[Elecraft] K3 Birdies: firmware-based fix in progress

Kok Chen chen at mac.com
Tue Feb 10 12:51:29 EST 2009


On Feb 10, 2009, at 2/10    9:09 AM, wayne burdick wrote:

> While it is possible to attenuate some spurious responses by moving
> coax cables around, there is a firmware-based approach that we're
> working on.
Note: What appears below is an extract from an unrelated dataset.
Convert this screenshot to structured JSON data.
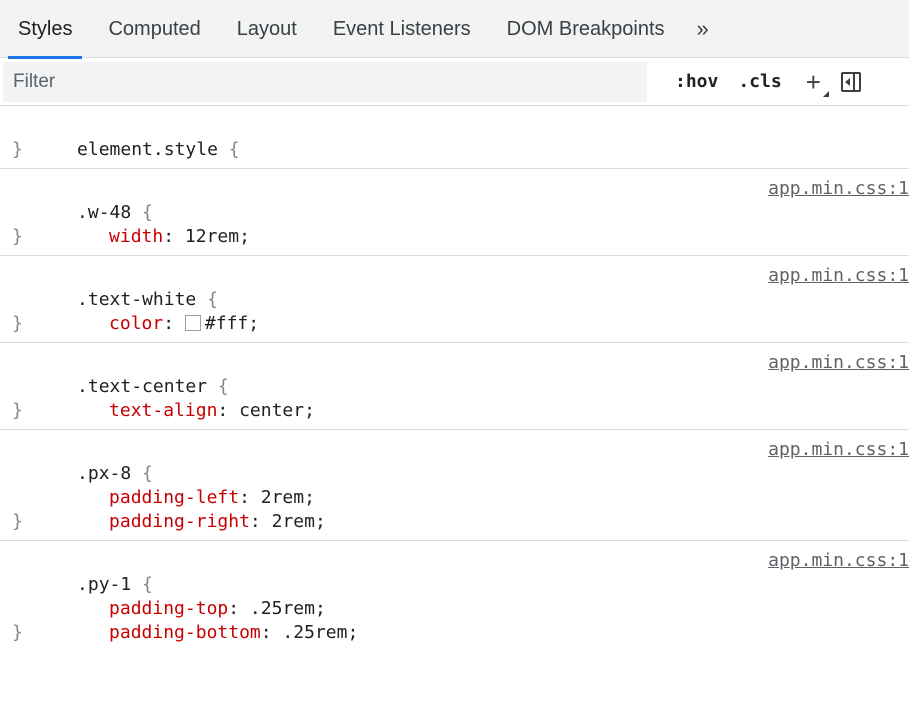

The general idea is to shift the 1st LO and BFO a small
> amount, simultaneously, when the VFO is tuned to specific frequencies.
> If the shift is small relative to the communications bandwidth in use,
> it will hardly be noticeable when the VFO is tuned over a "mapped out"
> spot in the tuning range.

When you do this, will you be exposing the "real" 1st LO frequency  
through CAT?

Some of us are using the LP-PAN to receive and demodulate, while  
using CAT to move the transmit VFO around in the spectrum of the LP- 
PAN to zero beat a 2 kc baseband signal to the signal that is being  
demodulated.

As it is, there is already a problem with the SHIFT knob moving the  
1st LO frequency, but effect that can be discovered with CAT, and as  
long as SHIFT is not changed during transmission, it is workable.   
The real way out is to not use the SHIFT knob at all; we don't really  
need the shift knob when we implement our own DSP demodulators behind  
the LP-PAN.

If the 1st LO were to move by itself, we would need to know where  
these magic frequencies are. One possibility is that if you only plan  
to nudge the receive VFO, we can just keep our receive VFO fixed to a  
non-magic frequency and always tune the receiver by offsetting into  
the LP-PAN's output.

The best would be an option to be able to choose not to nudge the 1st  
LO.

Speaking of the SHIFT moving the 1st LO frequency, does the SHIFT  
knob also move where the birdies occur?  I haven't installed my  
second receiver yet and cannot perform the experiment.